Futures climbed for a fifth day in New York, extending a 2.1 per cent jump on Monday after the Saudi and Russian energy ministers said they favoured extending curbs until the end of March.
The willingness to prolong the cuts, aimed at easing a global glut, is likely to sway other countries to do the same, according to Goldman Sachs Group.
US stockpiles probably slid for a sixth week, according to a Bloomberg survey before a government report on Wednesday.
The largest of the 24 producers that agreed to a deal to cut supply for six months starting in January are reaffirming their commitment to the agreement amid growing doubts over its effectiveness so far.
There’s still concern that a surge in US production, together with an increase in Libyan output and signs of recovery in Nigeria, may undercut Opec’s strategy to stabilise the market and prop up prices.
“The comments from Saudi Arabia and Russia are driving prices up but I’m sceptical that crude will see a new level,” Hong Sung Ki, a commodities analyst at Samsung Futures, said by phone in Seoul. “As producers in the US are expected to increase output, prices will continue to be restricted from rising.”
West Texas Intermediate for June delivery climbed 17 cent, or 0.4 per cent, to $49.02 a barrel on the New York Mercantile Exchange in Hong Kong.
The contract rose $1.01 to close at $48.85 on Monday, the highest since April 28th. Total volume traded was about 5 per cent below the 100-day average.
Brent for July settlement gained 15 cents to $51.97 a barrel on the London-based ICE Futures Europe exchange. The contract added 98 cent, or 1.9 per cent, to settle at $51.82 a barrel on Monday. The global benchmark crude traded at a $2.65 premium to July WTI.
The Saudi-Russia announcement on Monday will probably extend a price rebound that began last week, although the rally is “modest” compared with the increase when Opec cuts were first agreed to late last year, Goldman Sachs analysts said in a report.

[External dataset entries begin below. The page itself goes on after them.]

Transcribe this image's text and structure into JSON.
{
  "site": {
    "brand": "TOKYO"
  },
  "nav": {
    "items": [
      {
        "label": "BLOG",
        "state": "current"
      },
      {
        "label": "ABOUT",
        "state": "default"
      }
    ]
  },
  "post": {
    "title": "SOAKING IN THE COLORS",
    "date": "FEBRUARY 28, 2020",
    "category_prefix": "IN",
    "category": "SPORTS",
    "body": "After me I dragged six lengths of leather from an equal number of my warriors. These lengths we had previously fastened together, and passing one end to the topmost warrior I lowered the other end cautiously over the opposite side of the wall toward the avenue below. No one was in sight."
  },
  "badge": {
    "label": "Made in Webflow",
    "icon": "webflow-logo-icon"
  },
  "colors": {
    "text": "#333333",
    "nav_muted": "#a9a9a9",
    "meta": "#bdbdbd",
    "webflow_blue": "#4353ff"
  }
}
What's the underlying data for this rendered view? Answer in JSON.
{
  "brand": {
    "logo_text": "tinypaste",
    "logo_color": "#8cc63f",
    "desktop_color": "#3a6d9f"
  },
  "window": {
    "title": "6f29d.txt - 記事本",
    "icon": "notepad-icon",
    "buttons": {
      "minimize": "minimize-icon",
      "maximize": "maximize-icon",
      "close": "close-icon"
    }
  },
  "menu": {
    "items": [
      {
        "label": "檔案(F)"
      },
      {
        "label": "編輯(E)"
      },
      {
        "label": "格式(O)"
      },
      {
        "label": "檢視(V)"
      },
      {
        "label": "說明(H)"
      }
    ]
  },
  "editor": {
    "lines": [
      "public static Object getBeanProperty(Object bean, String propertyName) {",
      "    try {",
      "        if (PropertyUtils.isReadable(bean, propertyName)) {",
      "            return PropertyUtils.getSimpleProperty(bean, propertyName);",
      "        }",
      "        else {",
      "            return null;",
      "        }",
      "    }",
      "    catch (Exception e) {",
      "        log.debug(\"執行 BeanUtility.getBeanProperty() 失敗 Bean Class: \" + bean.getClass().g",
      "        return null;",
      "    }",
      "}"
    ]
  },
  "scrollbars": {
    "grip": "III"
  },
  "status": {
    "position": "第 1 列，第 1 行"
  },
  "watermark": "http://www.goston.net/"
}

US crude stockpiles are forecast to have declined by 2.75 million barrels to 519.8 million barrels in the week ended May 12th, according to a Bloomberg survey of analysts.
Supplies of gasoline probably dropped one million to 240 million barrels, while inventories of distillate fuel, a category that includes diesel and heating oil, slipped 1.25 million to 147.5 million barrels last week.